Mehr als Hunderttausend Bürger sind der Einladung der Bundesregierung zum „Staatsbesuch“ gefolgt. Die 14 Ministerien, das Kanzleramt und Bundespresseamt hatten an diesem Wochenende ihre Türen geöffnet. Bundeskanzlerin Merkel und mehrere Minister empfingen die Besucher persönlich.

Als voller Erfolg wurde ebenfalls gewertet, dass auch die Chinesen bei diesem Ereignis nicht außen vor bleiben mussten. Durch geschickt platzierte Spionageprogramme war auch Beijing in der Lage, in vollem Umfang am Tag der Offenen Tür teilzunehmen.
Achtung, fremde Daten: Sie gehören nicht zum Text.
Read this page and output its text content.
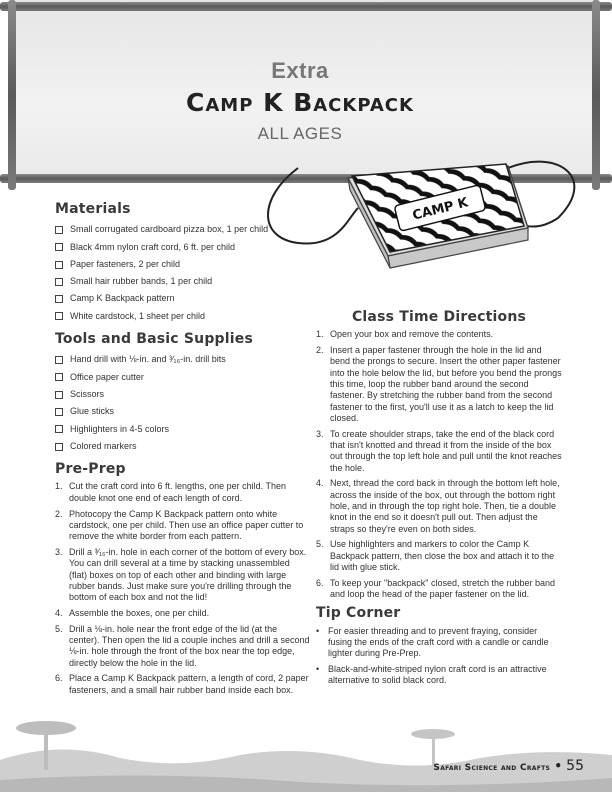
Extra
Camp K Backpack
ALL AGES
CAMP K
Materials
Small corrugated cardboard pizza box, 1 per child
Black 4mm nylon craft cord, 6 ft. per child
Paper fasteners, 2 per child
Small hair rubber bands, 1 per child
Camp K Backpack pattern
White cardstock, 1 sheet per child
Tools and Basic Supplies
Hand drill with ⅛-in. and ³⁄₁₆-in. drill bits
Office paper cutter
Scissors
Glue sticks
Highlighters in 4-5 colors
Colored markers
Pre-Prep
1. Cut the craft cord into 6 ft. lengths, one per child. Then double knot one end of each length of cord.
2. Photocopy the Camp K Backpack pattern onto white cardstock, one per child. Then use an office paper cutter to remove the white border from each pattern.
3. Drill a ³⁄₁₆-in. hole in each corner of the bottom of every box. You can drill several at a time by stacking unassembled (flat) boxes on top of each other and binding with large rubber bands. Just make sure you're drilling through the bottom of each box and not the lid!
4. Assemble the boxes, one per child.
5. Drill a ⅛-in. hole near the front edge of the lid (at the center). Then open the lid a couple inches and drill a second ⅛-in. hole through the front of the box near the top edge, directly below the hole in the lid.
6. Place a Camp K Backpack pattern, a length of cord, 2 paper fasteners, and a small hair rubber band inside each box.
Class Time Directions
1. Open your box and remove the contents.
2. Insert a paper fastener through the hole in the lid and bend the prongs to secure. Insert the other paper fastener into the hole below the lid, but before you bend the prongs this time, loop the rubber band around the second fastener. By stretching the rubber band from the second fastener to the first, you'll use it as a latch to keep the lid closed.
3. To create shoulder straps, take the end of the black cord that isn't knotted and thread it from the inside of the box out through the top left hole and pull until the knot reaches the hole.
4. Next, thread the cord back in through the bottom left hole, across the inside of the box, out through the bottom right hole, and in through the top right hole. Then, tie a double knot in the end so it doesn't pull out. Then adjust the straps so they're even on both sides.
5. Use highlighters and markers to color the Camp K Backpack pattern, then close the box and attach it to the lid with glue stick.
6. To keep your "backpack" closed, stretch the rubber band and loop the head of the paper fastener on the lid.
Tip Corner
• For easier threading and to prevent fraying, consider fusing the ends of the craft cord with a candle or candle lighter during Pre-Prep.
• Black-and-white-striped nylon craft cord is an attractive alternative to solid black cord.
Safari Science and Crafts • 55
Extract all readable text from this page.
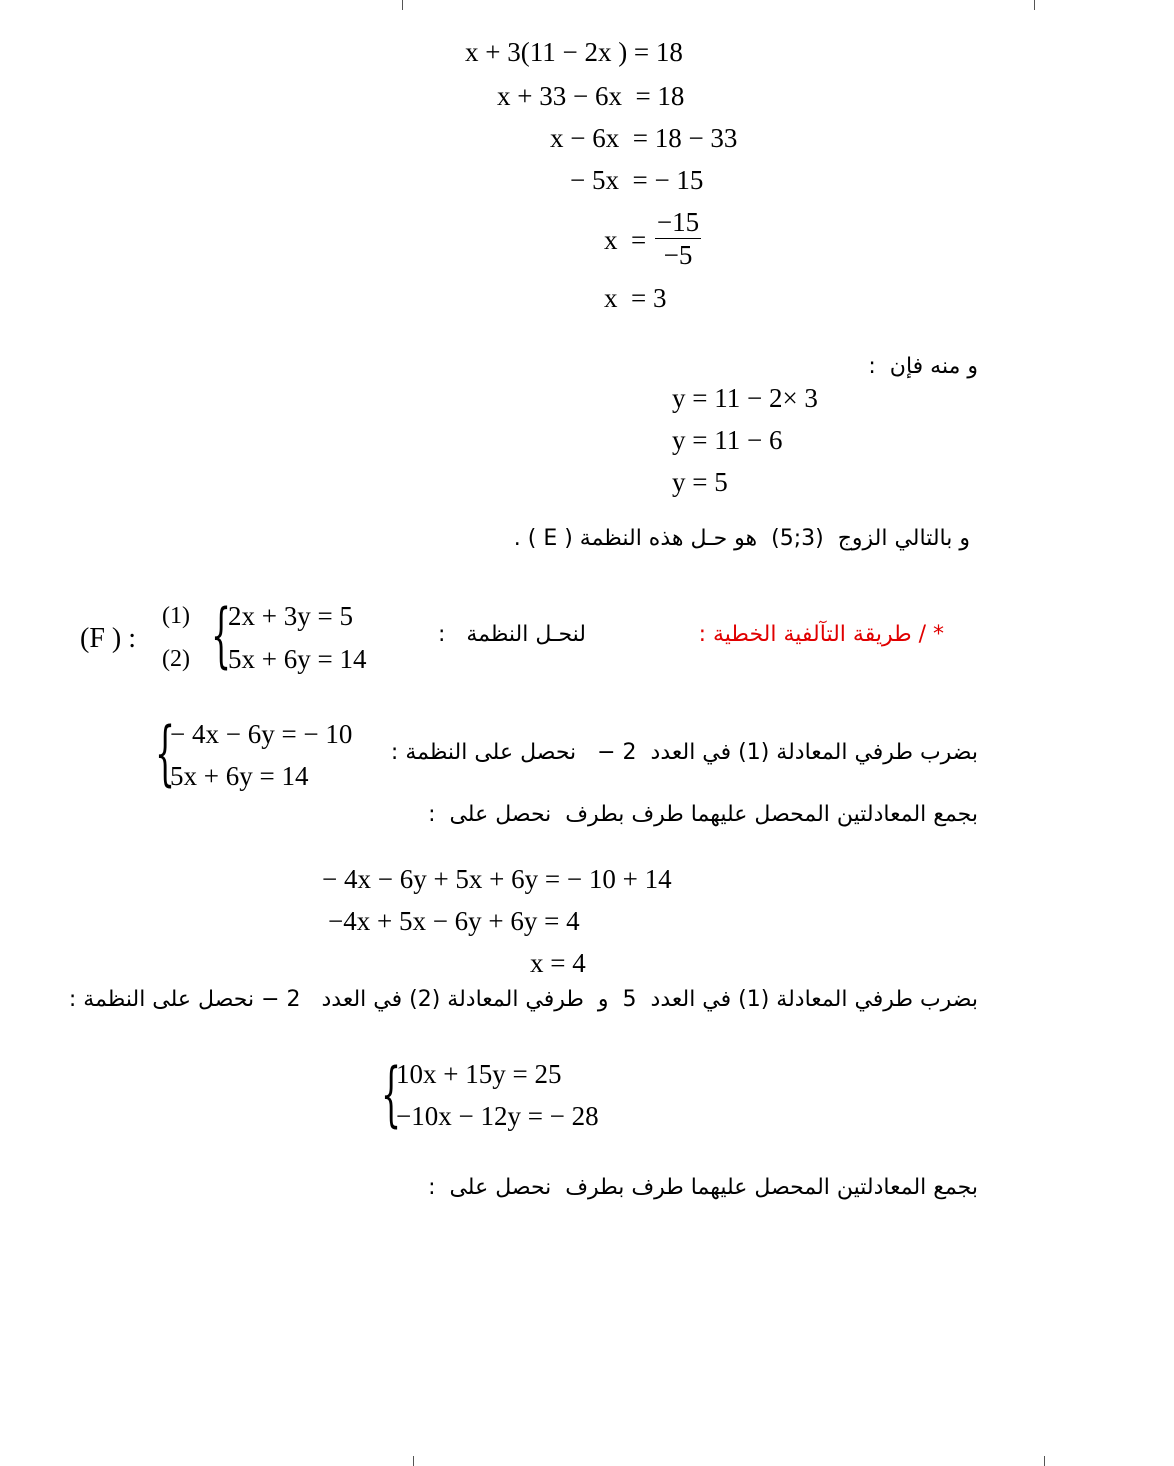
x + 3(11 − 2x ) = 18
x + 33 − 6x  = 18
x − 6x  = 18 − 33
− 5x  = − 15
x  =
−15
−5
x  = 3
و منه فإن  :
y = 11 − 2× 3
y = 11 − 6
y = 5
و بالتالي الزوج  (3;5)  هو حـل هذه النظمة ( E ) .
* / طريقة التآلفية الخطية :
لنحـل النظمة   :
(F ) :
(1)
(2) {
2x + 3y = 5
5x + 6y = 14
{
− 4x − 6y = − 10
5x + 6y = 14
بضرب طرفي المعادلة (1) في العدد  2 −   نحصل على النظمة :
بجمع المعادلتين المحصل عليهما طرف بطرف  نحصل على  :
− 4x − 6y + 5x + 6y = − 10 + 14
−4x + 5x − 6y + 6y = 4
x = 4
بضرب طرفي المعادلة (1) في العدد  5  و  طرفي المعادلة (2) في العدد   2 − نحصل على النظمة :
{
10x + 15y = 25
−10x − 12y = − 28
بجمع المعادلتين المحصل عليهما طرف بطرف  نحصل على  :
Es lebe die Globalisierung.

Donnerstag, 16. August 2007

Globalisierung

In jedem Land gelten andere Gesetze. Das ist einfach so. Selbst innerhalb der EU gibt es nur Richtlinien, die von jedem Staat anders in nationales Recht umgesetzt werden. Und wenn nicht einmal ein Staatenbund die Hand darüber hält, kann die Regierung ihre Gesetze sogar so erlassen, wie sie sie selbst für richtig hält. (Vor allem in Diktaturen, aber darum gehts grad nicht.) Wer die Vorzüge der Globalisierung für sich wirtschaftlich ausnutzen möchte, muss mit diesem Umstand leben können, auch wenn er sich als Nachteil erweisen kann.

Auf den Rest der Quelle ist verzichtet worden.